How did you get on producing your first value assessment?
Expert: Julia Kirkland, FST
Facilitator: Ralph Jackson, Lansons
State of play
As the first round of Value Assessments have begun to be published, it is clear that they are approaching it in a considered and serious way. Some have yet to publish, but asset managers must begin to properly implement the findings of the reports into product life cycles, as part of the usual considerations around flows, risk, liquidity, and others. As has been considered for some time, asset managers are still having to work with their ACDs to define ‘value’. The seriousness of the reports is seen in the scrutiny that larger institutional investors put on them, with asset managers and product teams having to defend and answer questions on their reports. Asset management as a whole is under intense scrutiny by the regulator, and the industry needs to consider how many products or assets no longer properly serve their target market, which can be highlighted by the Value Assessment report.
- Asset managers have approached the Value Assessment requirements with a commonality of seriousness
- As the first wave of Value Assessment reports have been produced, the findings need to be implemented in product life cycles
- There is some divergence between who is responsible for producing the reports, with risk, compliance, & product the most likely to be so
- Product governance committees and NEDs are now elevated to a new level of importance, due to these requirements
- It is possible Europe may follow the FCA in introducing similar ‘value assessment’ requirements
With the first wave of Value Assessment complete, it is important for these value assessments and the findings to be properly integrated into firm’s product life cycles. Firms now have a defined ‘value for money’ framework which can be included in product reviews, on top of the usual criteria such as trend analysis, returns, portfolio concentration, asset liquidity, etc.

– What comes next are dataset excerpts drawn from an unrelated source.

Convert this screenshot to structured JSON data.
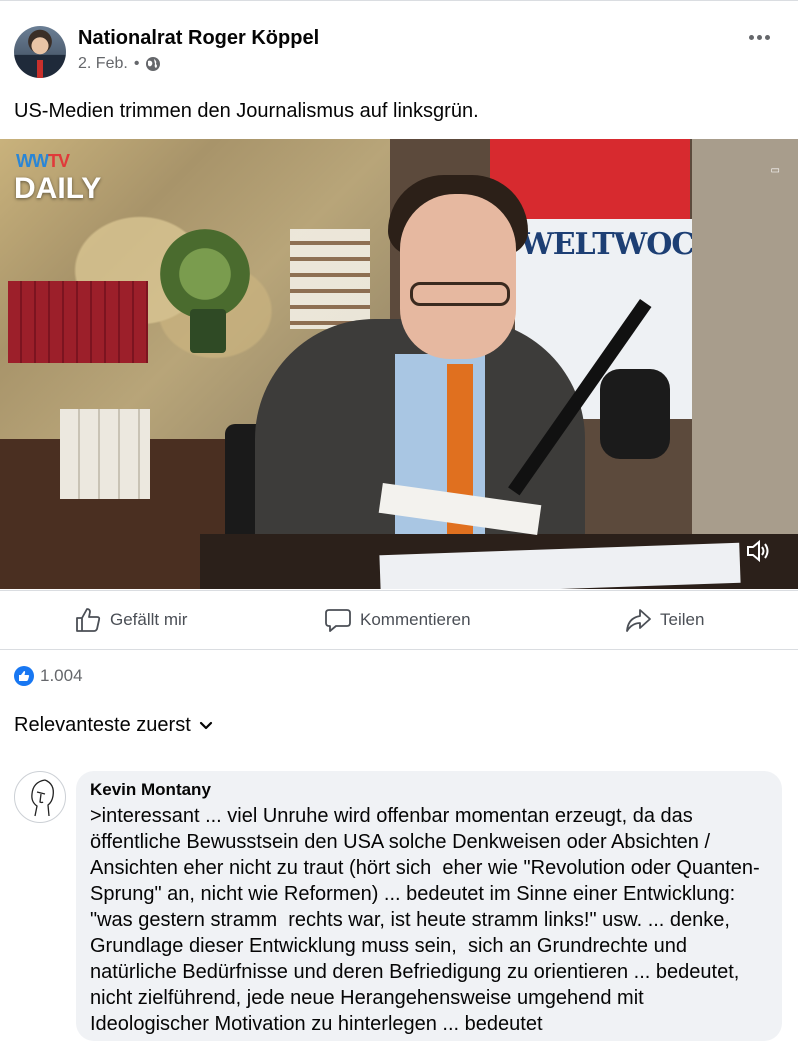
{
  "post": {
    "author": "Nationalrat Roger Köppel",
    "date": "2. Feb.",
    "separator": "•",
    "privacy_icon": "globe-icon",
    "more_icon": "more-horizontal-icon",
    "text": "US-Medien trimmen den Journalismus auf linksgrün."
  },
  "video": {
    "logo_top_part1": "WW",
    "logo_top_part2": "TV",
    "logo_bottom": "DAILY",
    "sign_text": "WELTWOCHE",
    "volume_icon": "volume-icon"
  },
  "actions": {
    "like_label": "Gefällt mir",
    "comment_label": "Kommentieren",
    "share_label": "Teilen"
  },
  "reactions": {
    "count": "1.004"
  },
  "sort": {
    "label": "Relevanteste zuerst"
  },
  "comments": [
    {
      "author": "Kevin Montany",
      "text": ">interessant ... viel Unruhe wird offenbar momentan erzeugt, da das öffentliche Bewusstsein den USA solche Denkweisen oder Absichten / Ansichten eher nicht zu traut (hört sich  eher wie \"Revolution oder Quanten- Sprung\" an, nicht wie Reformen) ... bedeutet im Sinne einer Entwicklung: \"was gestern stramm  rechts war, ist heute stramm links!\" usw. ... denke, Grundlage dieser Entwicklung muss sein,  sich an Grundrechte und natürliche Bedürfnisse und deren Befriedigung zu orientieren ... bedeutet, nicht zielführend, jede neue Herangehensweise umgehend mit Ideologischer Motivation zu hinterlegen ... bedeutet"
    }
  ],
  "colors": {
    "facebook_blue": "#1877f2",
    "secondary_text": "#65676b",
    "bubble_bg": "#f0f2f5",
    "divider": "#dadde1"
  }
}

As these ‘value for money’ criteria become more embedded into this cycle, product governance committees and NEDs become elevated to a new level of importance, and asset managers should demonstrate that they have embraced the changes which the Value Assessments have highlighted and incorporated these into normal routines. Regarding it being fully embedded in product governance, some firms have now done this. Every time a discussion is had about changing a product, this is seen in the context of the Value Assessment and how it might impact it.
In terms of deciding the framework process for the Value Assessment, there was a divergence in who was responsible for this, including boards, compliance, risk, and product teams, and external consultants, although compliance tended to be most responsible. Some surprise was expressed as to why product teams were not doing more of the heavy lifting. There were also additional stakeholders who took part in this process.
An issue was raised as to what is being referred to in terms of ‘boards’, which the regulator has not been clear on, as it could refer to a fund’s board, or the board of the firm. In some instances, depending on the structure of the organisation, the funds may have the same board as other parts of a firm. The consensus was largely that this would be at the level at which an organisation is providing the fund governance.
This raises questions over who has responsibility for producing the Value Assessment reports, especially for firms who have outsourced fund administration, custody, accounting, etc. Firms need to ensure that they work with any outsourced functions to ensure that they are satisfied with the report frameworks which are being put in place. This will differ in many firms, but responsibility must be clear, especially in the context on Senior Managers and Certification Regime which requires firms to demonstrate good governance and oversight.
The prospect of ESMA following the FCA’s lead was raised, in terms of a similar requirement being introduced for Europe. This could be a potential threat for firms which are distributing European UCITs, in terms of it impacting access to fund platforms.
Asset managers are still having to steer what they view their ‘value’ is versus what their ACD is defining as value, and that means that in certain cases, asset managers are heavily engaged at quite a high level.
Clients, notably smaller retail adviser clients, were not viewed as taking an especially strong view of the reports. However, these do receive a lot of focus at investment committee levels of larger firms. In some cases firms had to arrange further meetings between product or investment management teams with these investment committees to go through reports in detail and answer questions.
As reports have now been published, there is likely an increased focus on how these reports are to be used. The reports need to be made available for all investors, especially retail investors, and it is not yet clear if fund distributors are yet to satisfactorily do this. In addition, the reports need to ensure that they live up to the spirit of protecting investing, and are not viewed as perfunctory or containing excessive jargon. Asset managers need to consider their responsibilities for when their products end up in the hands of retail investors.
Asset managers must also keep in mind that the Value Assessments will come to a conclusion about each fund and each asset class, which will require tangible actions. Asset management is under intense scrutiny by the regulator, and the industry needs to consider how many products or assets no longer properly serve their target market.